Mereka berasal dari Lampung, Sumatera. Keduanya merupakan jenis Gajah Sumatera yang sudah jinak. Kebanyakan hewan di Wildlife ini baru sepasang untuk bisa dikembang biakkan. Namun, Sindi, si Gajah betina sudah tidak produktif karena usianya sudah terlalu tua. Gajah bisa bereproduksi sampai usia 40 tahuanan dan memiliki umur sampai 60 tahunan. Meski bentuknya besar, tapi Gajah merupakan salah satu hewan yang cukup bersahabat karena geraknya yang tidak terlalu lincah sehingga tidak terkesan menakutkan meski badannya memang sangat besar.



Kami pun keluar setelah waktu menunjukkan pukul 17.00 WITA. Menurut informasi dari petugas, semua hewan masuk kandang sebelum senja. Hari ini cukup melelahkan bagi kami yang sudah berkeliling sambil momong anak sehingga beberapa kali harus berlarian mengejar anak-anak yang ingin jalan sendiri dan ingin tahu banyak. Namun, banyak hikmah dan pelajaran yang bisa diceritakan kepada anak-anak. 

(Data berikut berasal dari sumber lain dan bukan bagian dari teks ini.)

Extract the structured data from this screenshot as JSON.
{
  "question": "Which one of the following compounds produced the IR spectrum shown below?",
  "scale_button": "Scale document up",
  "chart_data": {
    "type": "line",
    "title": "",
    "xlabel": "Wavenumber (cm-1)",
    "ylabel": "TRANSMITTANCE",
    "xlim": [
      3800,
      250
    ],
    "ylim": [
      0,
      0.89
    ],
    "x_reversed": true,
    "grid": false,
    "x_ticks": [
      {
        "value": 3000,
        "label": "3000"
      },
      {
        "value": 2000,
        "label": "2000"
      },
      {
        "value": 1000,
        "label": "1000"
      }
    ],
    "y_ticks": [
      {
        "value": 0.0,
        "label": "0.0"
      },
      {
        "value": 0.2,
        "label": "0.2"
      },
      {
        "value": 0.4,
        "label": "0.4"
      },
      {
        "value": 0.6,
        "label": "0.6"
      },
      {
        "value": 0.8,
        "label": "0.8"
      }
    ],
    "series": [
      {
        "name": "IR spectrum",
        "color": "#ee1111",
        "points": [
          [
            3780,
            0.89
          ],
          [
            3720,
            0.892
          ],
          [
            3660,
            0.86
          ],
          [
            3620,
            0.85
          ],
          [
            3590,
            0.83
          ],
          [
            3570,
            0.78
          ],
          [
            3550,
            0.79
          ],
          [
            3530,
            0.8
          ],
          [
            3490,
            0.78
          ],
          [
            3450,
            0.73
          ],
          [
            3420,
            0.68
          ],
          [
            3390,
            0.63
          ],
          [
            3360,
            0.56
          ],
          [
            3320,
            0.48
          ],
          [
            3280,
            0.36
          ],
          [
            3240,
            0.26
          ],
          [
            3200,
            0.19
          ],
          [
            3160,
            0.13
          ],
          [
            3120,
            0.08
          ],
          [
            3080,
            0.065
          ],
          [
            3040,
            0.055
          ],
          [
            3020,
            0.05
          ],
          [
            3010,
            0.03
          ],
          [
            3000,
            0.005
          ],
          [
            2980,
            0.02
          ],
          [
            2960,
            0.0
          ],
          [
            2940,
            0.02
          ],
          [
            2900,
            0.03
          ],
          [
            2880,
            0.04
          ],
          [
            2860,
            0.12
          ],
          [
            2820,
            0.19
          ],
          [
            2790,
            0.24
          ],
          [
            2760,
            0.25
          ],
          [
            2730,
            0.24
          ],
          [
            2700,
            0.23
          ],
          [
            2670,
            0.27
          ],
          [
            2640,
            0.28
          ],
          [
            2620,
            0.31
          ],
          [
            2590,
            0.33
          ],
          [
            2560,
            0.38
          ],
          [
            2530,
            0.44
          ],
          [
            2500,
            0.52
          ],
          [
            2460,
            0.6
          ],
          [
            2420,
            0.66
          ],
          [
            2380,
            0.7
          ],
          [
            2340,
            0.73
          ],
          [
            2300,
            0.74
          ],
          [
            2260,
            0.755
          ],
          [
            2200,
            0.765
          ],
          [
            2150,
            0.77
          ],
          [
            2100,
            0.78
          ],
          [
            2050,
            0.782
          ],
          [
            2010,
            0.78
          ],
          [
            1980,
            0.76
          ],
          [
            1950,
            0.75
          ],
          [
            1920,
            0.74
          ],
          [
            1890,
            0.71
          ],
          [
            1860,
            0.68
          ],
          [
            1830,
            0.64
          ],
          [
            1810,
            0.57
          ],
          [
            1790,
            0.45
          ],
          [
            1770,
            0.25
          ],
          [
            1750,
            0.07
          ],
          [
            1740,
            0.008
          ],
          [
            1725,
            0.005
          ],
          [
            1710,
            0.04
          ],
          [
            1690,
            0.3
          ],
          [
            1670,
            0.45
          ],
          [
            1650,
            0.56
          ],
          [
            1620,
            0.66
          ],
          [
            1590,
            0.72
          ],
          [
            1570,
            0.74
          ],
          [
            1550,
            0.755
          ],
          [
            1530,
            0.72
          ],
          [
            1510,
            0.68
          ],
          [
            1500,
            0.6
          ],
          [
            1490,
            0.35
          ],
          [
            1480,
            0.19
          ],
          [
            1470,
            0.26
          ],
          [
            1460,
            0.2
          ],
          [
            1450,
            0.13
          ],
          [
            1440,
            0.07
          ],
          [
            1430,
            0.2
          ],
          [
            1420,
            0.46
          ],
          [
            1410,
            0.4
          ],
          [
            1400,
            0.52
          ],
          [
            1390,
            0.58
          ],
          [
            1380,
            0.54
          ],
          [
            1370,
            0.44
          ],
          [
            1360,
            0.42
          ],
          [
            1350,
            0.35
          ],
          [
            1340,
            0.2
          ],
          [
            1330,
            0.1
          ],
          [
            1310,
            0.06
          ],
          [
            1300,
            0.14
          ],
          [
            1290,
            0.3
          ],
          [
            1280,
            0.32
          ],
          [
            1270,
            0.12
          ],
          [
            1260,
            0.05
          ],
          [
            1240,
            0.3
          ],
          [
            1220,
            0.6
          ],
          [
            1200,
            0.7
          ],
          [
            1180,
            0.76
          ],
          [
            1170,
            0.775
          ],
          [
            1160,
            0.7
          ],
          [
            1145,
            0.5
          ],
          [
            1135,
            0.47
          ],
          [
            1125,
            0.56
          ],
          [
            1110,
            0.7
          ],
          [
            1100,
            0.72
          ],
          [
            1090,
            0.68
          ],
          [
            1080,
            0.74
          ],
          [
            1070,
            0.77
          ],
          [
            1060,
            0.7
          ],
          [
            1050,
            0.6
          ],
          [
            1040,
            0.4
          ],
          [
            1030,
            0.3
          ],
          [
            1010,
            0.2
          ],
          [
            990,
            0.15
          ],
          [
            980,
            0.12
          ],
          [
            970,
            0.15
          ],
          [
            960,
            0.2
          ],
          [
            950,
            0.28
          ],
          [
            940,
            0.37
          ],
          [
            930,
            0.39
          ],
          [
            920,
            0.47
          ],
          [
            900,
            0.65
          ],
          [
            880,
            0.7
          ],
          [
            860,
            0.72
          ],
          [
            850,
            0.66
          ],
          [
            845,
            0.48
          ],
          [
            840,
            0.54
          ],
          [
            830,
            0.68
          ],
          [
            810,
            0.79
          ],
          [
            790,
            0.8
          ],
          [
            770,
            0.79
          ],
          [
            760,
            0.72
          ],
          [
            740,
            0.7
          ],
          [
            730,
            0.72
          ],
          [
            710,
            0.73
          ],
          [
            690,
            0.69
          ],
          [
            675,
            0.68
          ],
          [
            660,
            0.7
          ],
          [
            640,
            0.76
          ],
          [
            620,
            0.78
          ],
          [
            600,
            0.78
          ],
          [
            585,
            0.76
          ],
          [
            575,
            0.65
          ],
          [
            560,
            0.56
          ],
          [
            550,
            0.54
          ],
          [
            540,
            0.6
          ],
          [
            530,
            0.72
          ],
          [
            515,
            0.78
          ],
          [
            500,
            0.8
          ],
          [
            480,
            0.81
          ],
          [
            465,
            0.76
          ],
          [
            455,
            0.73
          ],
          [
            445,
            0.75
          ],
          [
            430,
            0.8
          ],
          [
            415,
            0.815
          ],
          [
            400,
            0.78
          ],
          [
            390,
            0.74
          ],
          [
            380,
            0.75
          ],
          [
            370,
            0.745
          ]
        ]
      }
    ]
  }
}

Perlu perjuangan dan pengorbananan untuk memperoleh ilmu pengetahuan. Belajar dari sikap dan tingkah hewan yang sudah bisa beradaptasi dengan lingkungan baru dan suasana baru dikunjungi pengunjung. Ada banyak burung yang memilih tidak terbang ke alam bebas saat dilepaskan untuk dipegang oleh pengunjung, tapi ada juga yang terbang menghilang. Ada orang yang nyaman dengan kehidupannya, tapi ada juga yang ingin mencari pengalaman dengan berkelana. Hidup itu pilihan dan harus siap dengan konsekuensinya.